A big crowd celebrated this major step of private ingenuity no government agency is able to compete with.
According to SpaceX, the Dragon spacecraft has three configurations to meet a variety of needs: cargo, crew and DragonLab. To ensure a rapid transition from cargo to crew capability, the cargo and crew configurations of Dragon are almost identical. This commonality simplifies the human rating process, allowing systems critical to crew and space station safety to be fully tested on unmanned cargo flights. With DragonLab, essentially the same spacecraft can be used as a platform for in-space technology demonstrations and experiments.

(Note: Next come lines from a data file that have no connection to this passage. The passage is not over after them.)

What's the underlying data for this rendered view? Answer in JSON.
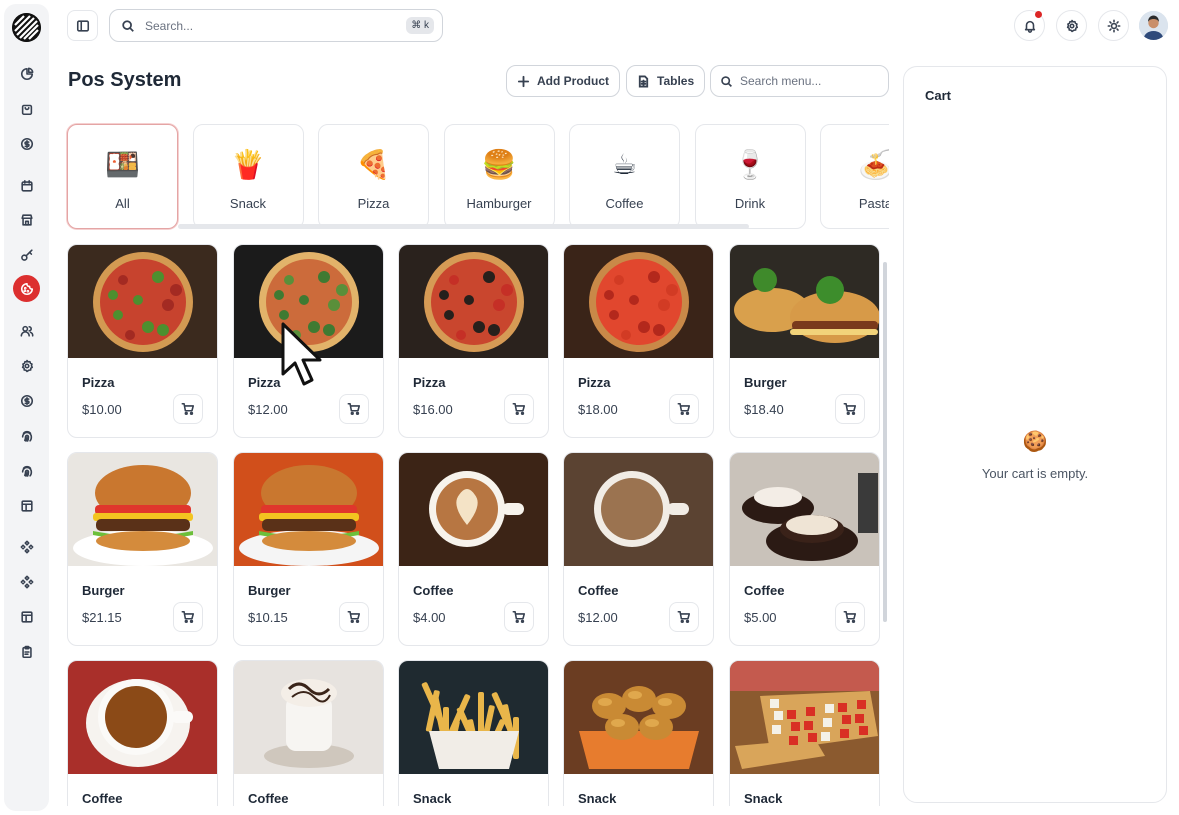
{
  "header": {
    "search_placeholder": "Search...",
    "search_shortcut": "⌘ k",
    "page_title": "Pos System",
    "add_product_label": "Add Product",
    "tables_label": "Tables",
    "menu_search_placeholder": "Search menu..."
  },
  "sidebar": {
    "items": [
      {
        "icon": "pie-chart-icon"
      },
      {
        "icon": "shopping-bag-icon"
      },
      {
        "icon": "dollar-circle-icon"
      },
      {
        "icon": "calendar-icon"
      },
      {
        "icon": "store-icon"
      },
      {
        "icon": "key-icon"
      },
      {
        "icon": "cookie-icon",
        "active": true
      },
      {
        "icon": "users-icon"
      },
      {
        "icon": "gear-icon"
      },
      {
        "icon": "dollar-circle-icon"
      },
      {
        "icon": "fingerprint-icon"
      },
      {
        "icon": "fingerprint-icon"
      },
      {
        "icon": "layout-icon"
      },
      {
        "icon": "component-icon"
      },
      {
        "icon": "component-icon"
      },
      {
        "icon": "layout-icon"
      },
      {
        "icon": "clipboard-icon"
      }
    ]
  },
  "categories": [
    {
      "label": "All",
      "emoji": "🍱",
      "active": true
    },
    {
      "label": "Snack",
      "emoji": "🍟"
    },
    {
      "label": "Pizza",
      "emoji": "🍕"
    },
    {
      "label": "Hamburger",
      "emoji": "🍔"
    },
    {
      "label": "Coffee",
      "emoji": "☕"
    },
    {
      "label": "Drink",
      "emoji": "🍷"
    },
    {
      "label": "Pasta",
      "emoji": "🍝"
    }
  ],
  "products": [
    {
      "name": "Pizza",
      "price": "$10.00",
      "kind": "pizza"
    },
    {
      "name": "Pizza",
      "price": "$12.00",
      "kind": "pizza-green"
    },
    {
      "name": "Pizza",
      "price": "$16.00",
      "kind": "pizza-olive"
    },
    {
      "name": "Pizza",
      "price": "$18.00",
      "kind": "pizza-pepperoni"
    },
    {
      "name": "Burger",
      "price": "$18.40",
      "kind": "burger-open"
    },
    {
      "name": "Burger",
      "price": "$21.15",
      "kind": "burger"
    },
    {
      "name": "Burger",
      "price": "$10.15",
      "kind": "burger-tall"
    },
    {
      "name": "Coffee",
      "price": "$4.00",
      "kind": "latte"
    },
    {
      "name": "Coffee",
      "price": "$12.00",
      "kind": "coffee-wood"
    },
    {
      "name": "Coffee",
      "price": "$5.00",
      "kind": "coffee-cups"
    },
    {
      "name": "Coffee",
      "price": "",
      "kind": "espresso"
    },
    {
      "name": "Coffee",
      "price": "",
      "kind": "mocha"
    },
    {
      "name": "Snack",
      "price": "",
      "kind": "fries"
    },
    {
      "name": "Snack",
      "price": "",
      "kind": "croquettes"
    },
    {
      "name": "Snack",
      "price": "",
      "kind": "bruschetta"
    }
  ],
  "cart": {
    "title": "Cart",
    "empty_icon": "🍪",
    "empty_text": "Your cart is empty."
  }
}
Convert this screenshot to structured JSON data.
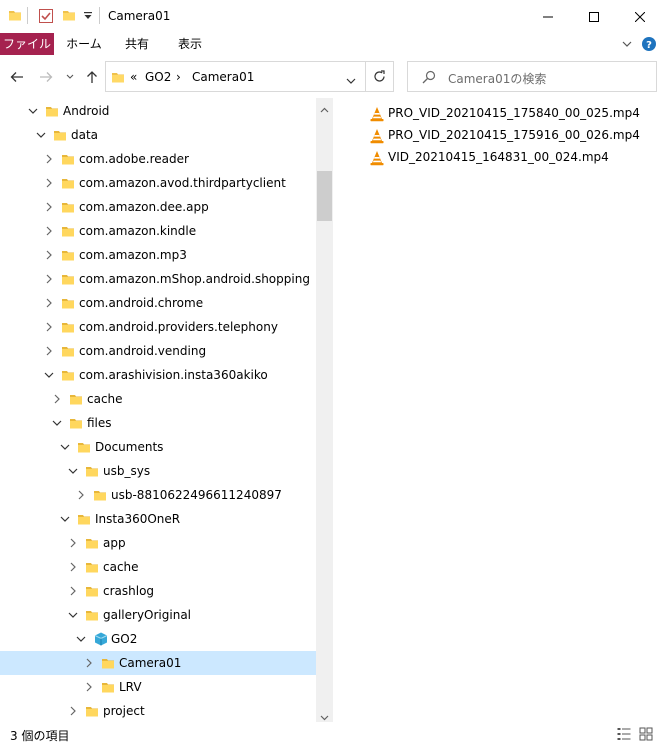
{
  "window": {
    "title": "Camera01",
    "minimize_glyph": "—",
    "maximize_glyph": "☐",
    "close_glyph": "✕"
  },
  "ribbon": {
    "tabs": [
      "ファイル",
      "ホーム",
      "共有",
      "表示"
    ],
    "expand_glyph": "∨",
    "help_glyph": "?"
  },
  "address": {
    "back_glyph": "←",
    "forward_glyph": "→",
    "recent_glyph": "∨",
    "up_glyph": "↑",
    "overflow": "«",
    "crumbs": [
      "GO2",
      "Camera01"
    ],
    "separator": "›",
    "dropdown_glyph": "∨",
    "refresh_glyph": "↻",
    "search_placeholder": "Camera01の検索"
  },
  "tree": [
    {
      "label": "Android",
      "depth": 0,
      "expanded": true,
      "icon": "folder-icon"
    },
    {
      "label": "data",
      "depth": 1,
      "expanded": true,
      "icon": "folder-icon"
    },
    {
      "label": "com.adobe.reader",
      "depth": 2,
      "expanded": false,
      "icon": "folder-icon"
    },
    {
      "label": "com.amazon.avod.thirdpartyclient",
      "depth": 2,
      "expanded": false,
      "icon": "folder-icon"
    },
    {
      "label": "com.amazon.dee.app",
      "depth": 2,
      "expanded": false,
      "icon": "folder-icon"
    },
    {
      "label": "com.amazon.kindle",
      "depth": 2,
      "expanded": false,
      "icon": "folder-icon"
    },
    {
      "label": "com.amazon.mp3",
      "depth": 2,
      "expanded": false,
      "icon": "folder-icon"
    },
    {
      "label": "com.amazon.mShop.android.shopping",
      "depth": 2,
      "expanded": false,
      "icon": "folder-icon"
    },
    {
      "label": "com.android.chrome",
      "depth": 2,
      "expanded": false,
      "icon": "folder-icon"
    },
    {
      "label": "com.android.providers.telephony",
      "depth": 2,
      "expanded": false,
      "icon": "folder-icon"
    },
    {
      "label": "com.android.vending",
      "depth": 2,
      "expanded": false,
      "icon": "folder-icon"
    },
    {
      "label": "com.arashivision.insta360akiko",
      "depth": 2,
      "expanded": true,
      "icon": "folder-icon"
    },
    {
      "label": "cache",
      "depth": 3,
      "expanded": false,
      "icon": "folder-icon"
    },
    {
      "label": "files",
      "depth": 3,
      "expanded": true,
      "icon": "folder-icon"
    },
    {
      "label": "Documents",
      "depth": 4,
      "expanded": true,
      "icon": "folder-icon"
    },
    {
      "label": "usb_sys",
      "depth": 5,
      "expanded": true,
      "icon": "folder-icon"
    },
    {
      "label": "usb-8810622496611240897",
      "depth": 6,
      "expanded": false,
      "icon": "folder-icon"
    },
    {
      "label": "Insta360OneR",
      "depth": 4,
      "expanded": true,
      "icon": "folder-icon"
    },
    {
      "label": "app",
      "depth": 5,
      "expanded": false,
      "icon": "folder-icon"
    },
    {
      "label": "cache",
      "depth": 5,
      "expanded": false,
      "icon": "folder-icon"
    },
    {
      "label": "crashlog",
      "depth": 5,
      "expanded": false,
      "icon": "folder-icon"
    },
    {
      "label": "galleryOriginal",
      "depth": 5,
      "expanded": true,
      "icon": "folder-icon"
    },
    {
      "label": "GO2",
      "depth": 6,
      "expanded": true,
      "icon": "3d-object-folder-icon"
    },
    {
      "label": "Camera01",
      "depth": 7,
      "expanded": false,
      "icon": "folder-icon",
      "selected": true
    },
    {
      "label": "LRV",
      "depth": 7,
      "expanded": false,
      "icon": "folder-icon"
    },
    {
      "label": "project",
      "depth": 5,
      "expanded": false,
      "icon": "folder-icon"
    }
  ],
  "files": [
    {
      "name": "PRO_VID_20210415_175840_00_025.mp4",
      "icon": "vlc-cone-icon"
    },
    {
      "name": "PRO_VID_20210415_175916_00_026.mp4",
      "icon": "vlc-cone-icon"
    },
    {
      "name": "VID_20210415_164831_00_024.mp4",
      "icon": "vlc-cone-icon"
    }
  ],
  "status": {
    "item_count": "3 個の項目"
  },
  "colors": {
    "file_tab": "#a5224f",
    "selection": "#cce8ff",
    "folder": "#f0c24c",
    "vlc_orange": "#f08c00"
  }
}
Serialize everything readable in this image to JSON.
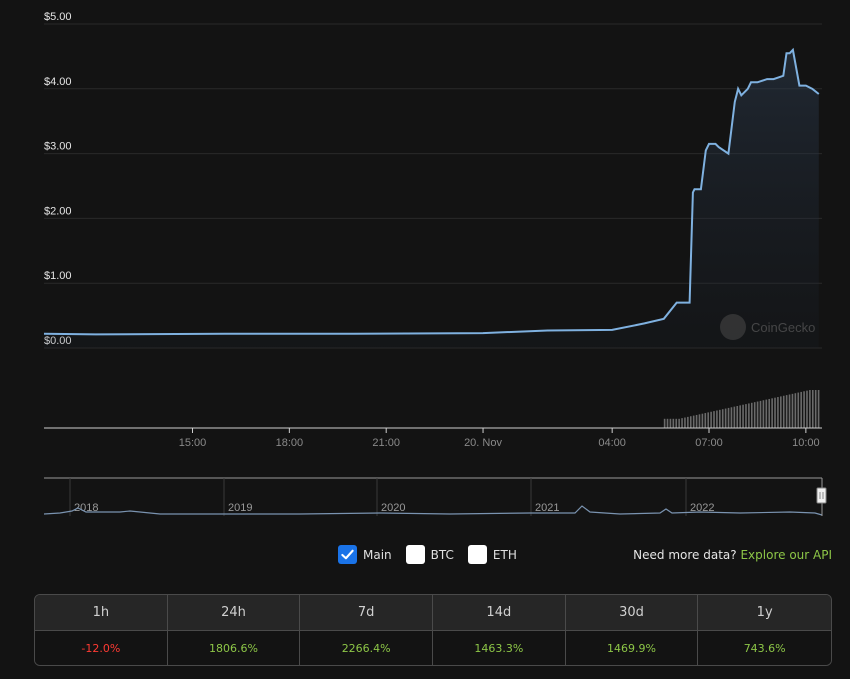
{
  "chart": {
    "watermark": "CoinGecko",
    "colors": {
      "line": "#7fb1e0",
      "volume": "#6a6a6a",
      "grid": "#2a2a2a",
      "background": "#131313"
    }
  },
  "chart_data": {
    "type": "area",
    "y_tick_labels": [
      "$5.00",
      "$4.00",
      "$3.00",
      "$2.00",
      "$1.00",
      "$0.00"
    ],
    "ylim": [
      0,
      5
    ],
    "x_tick_labels": [
      "15:00",
      "18:00",
      "21:00",
      "20. Nov",
      "04:00",
      "07:00",
      "10:00"
    ],
    "x_hours": [
      3,
      6,
      9,
      12,
      16,
      19,
      22
    ],
    "xlim": [
      -1.6,
      22.5
    ],
    "series": [
      {
        "values_x_hours": [
          -1.6,
          0,
          4,
          8,
          12,
          14,
          16,
          17,
          17.6,
          18,
          18.4,
          18.5,
          18.55,
          18.7,
          18.75,
          18.9,
          19.0,
          19.2,
          19.3,
          19.6,
          19.8,
          19.85,
          19.9,
          20.0,
          20.2,
          20.3,
          20.5,
          20.8,
          21.0,
          21.3,
          21.4,
          21.5,
          21.6,
          21.8,
          22.0,
          22.2,
          22.4
        ],
        "values_usd": [
          0.22,
          0.21,
          0.22,
          0.22,
          0.23,
          0.27,
          0.28,
          0.38,
          0.45,
          0.7,
          0.7,
          2.4,
          2.45,
          2.45,
          2.45,
          3.05,
          3.15,
          3.15,
          3.1,
          3.0,
          3.8,
          3.9,
          4.0,
          3.9,
          4.0,
          4.1,
          4.1,
          4.15,
          4.15,
          4.2,
          4.55,
          4.55,
          4.6,
          4.05,
          4.05,
          4.0,
          3.92
        ]
      }
    ],
    "volume_relative": "increasing after 18:00"
  },
  "navigator": {
    "labels": [
      "2018",
      "2019",
      "2020",
      "2021",
      "2022"
    ]
  },
  "series_toggles": [
    {
      "label": "Main",
      "checked": true
    },
    {
      "label": "BTC",
      "checked": false
    },
    {
      "label": "ETH",
      "checked": false
    }
  ],
  "more_data": {
    "text": "Need more data?",
    "link": "Explore our API"
  },
  "performance": {
    "headers": [
      "1h",
      "24h",
      "7d",
      "14d",
      "30d",
      "1y"
    ],
    "values": [
      "-12.0%",
      "1806.6%",
      "2266.4%",
      "1463.3%",
      "1469.9%",
      "743.6%"
    ]
  }
}
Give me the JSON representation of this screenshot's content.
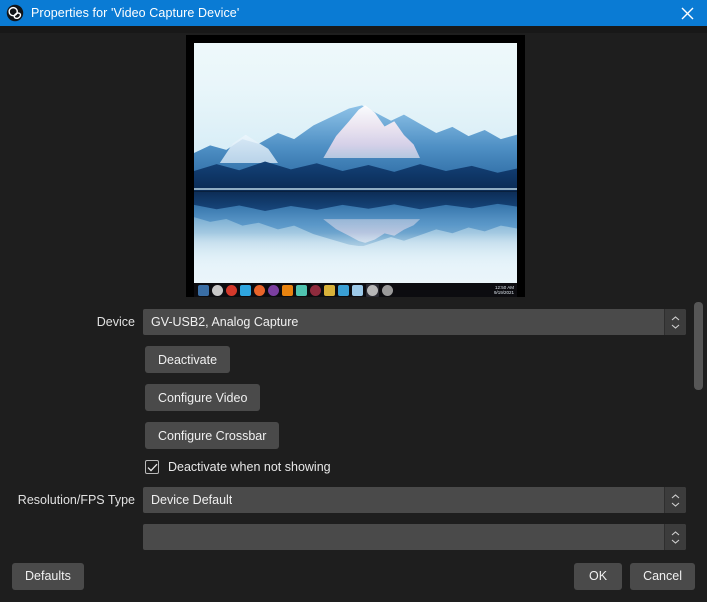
{
  "titlebar": {
    "icon": "obs-logo-icon",
    "title": "Properties for 'Video Capture Device'",
    "close_label": "✕"
  },
  "preview": {
    "name": "video-capture-preview",
    "description": "Captured desktop showing snow-capped mountain reflected in a calm lake, with a Windows taskbar along the bottom",
    "taskbar": {
      "clock_time": "12:50 AM",
      "clock_date": "9/19/2021",
      "icons": [
        {
          "name": "start-button-icon",
          "color": "#3a6ea5"
        },
        {
          "name": "search-icon",
          "color": "#c8c8c8"
        },
        {
          "name": "app-icon-red",
          "color": "#d4392b"
        },
        {
          "name": "app-icon-check",
          "color": "#2fa6e0"
        },
        {
          "name": "app-icon-firefox",
          "color": "#e8642a"
        },
        {
          "name": "app-icon-purple",
          "color": "#7b3fa0"
        },
        {
          "name": "app-icon-orange",
          "color": "#e8830f"
        },
        {
          "name": "app-icon-teal",
          "color": "#4fc3b0"
        },
        {
          "name": "app-icon-maroon",
          "color": "#8e2b3d"
        },
        {
          "name": "app-icon-yellow",
          "color": "#d8b23a"
        },
        {
          "name": "app-icon-blue",
          "color": "#3a9fd4"
        },
        {
          "name": "app-icon-lightblue",
          "color": "#9cc9e8"
        },
        {
          "name": "app-icon-info",
          "color": "#b8b8b8"
        },
        {
          "name": "app-icon-settings",
          "color": "#9a9a9a"
        }
      ]
    }
  },
  "form": {
    "device_label": "Device",
    "device_value": "GV-USB2, Analog Capture",
    "deactivate_button": "Deactivate",
    "configure_video_button": "Configure Video",
    "configure_crossbar_button": "Configure Crossbar",
    "deactivate_checkbox_label": "Deactivate when not showing",
    "deactivate_checkbox_checked": true,
    "resolution_fps_label": "Resolution/FPS Type",
    "resolution_fps_value": "Device Default",
    "next_field_value": ""
  },
  "footer": {
    "defaults_button": "Defaults",
    "ok_button": "OK",
    "cancel_button": "Cancel"
  },
  "colors": {
    "titlebar": "#0a7bd4",
    "dialog_bg": "#1e1e1e",
    "control_bg": "#4a4a4a",
    "text": "#e4e4e4"
  }
}
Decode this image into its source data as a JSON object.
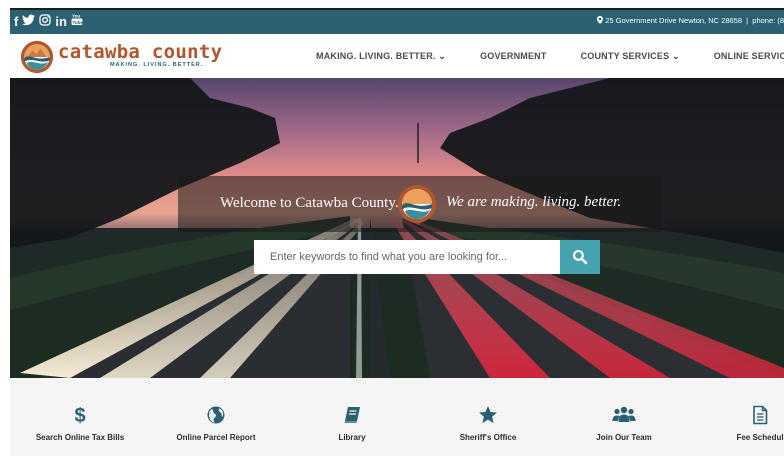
{
  "topbar": {
    "social": [
      {
        "glyph": "f",
        "icon": "facebook-icon"
      },
      {
        "glyph": "🐦",
        "icon": "twitter-icon"
      },
      {
        "glyph": "◎",
        "icon": "instagram-icon"
      },
      {
        "glyph": "in",
        "icon": "linkedin-icon"
      },
      {
        "glyph": "▶",
        "icon": "youtube-icon"
      }
    ],
    "address": "25 Government Drive Newton, NC 28658",
    "separator": "|",
    "phone": "phone: (8"
  },
  "nav": {
    "brand": "catawba county",
    "tagline": "MAKING. LIVING. BETTER.",
    "menu": [
      {
        "label": "MAKING. LIVING. BETTER.",
        "dropdown": "⌄"
      },
      {
        "label": "GOVERNMENT",
        "dropdown": ""
      },
      {
        "label": "COUNTY SERVICES",
        "dropdown": "⌄"
      },
      {
        "label": "ONLINE SERVICES",
        "dropdown": "⌄"
      }
    ]
  },
  "hero": {
    "welcome": "Welcome to Catawba County.",
    "tagline": "We are making. living. better.",
    "search_placeholder": "Enter keywords to find what you are looking for..."
  },
  "quick_links": [
    {
      "label": "Search Online Tax Bills",
      "icon": "dollar-icon"
    },
    {
      "label": "Online Parcel Report",
      "icon": "globe-icon"
    },
    {
      "label": "Library",
      "icon": "book-icon"
    },
    {
      "label": "Sheriff's Office",
      "icon": "star-icon"
    },
    {
      "label": "Join Our Team",
      "icon": "users-icon"
    },
    {
      "label": "Fee Schedul",
      "icon": "document-icon"
    }
  ],
  "colors": {
    "topbar": "#2a6071",
    "brand": "#b4562c",
    "accent": "#45a3ad",
    "icon": "#2a6071"
  }
}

Dragon 1 was the first commercial spacecraft to deliver cargo to the International Space Station and currently the only cargo spacecraft flying capable of returning significant amounts of cargo to Earth. Dragon accommodates pressurized cargo in the capsule as well as unpressurized cargo in its trunk.
Technologically interesting is that the racks are a honeycomb carbon-aluminum construction designed for efficient packing in a zero-gravity environment. They accommodate a variety of standard-size NASA cargo bags as well as freezers for carrying materials such as biological samples.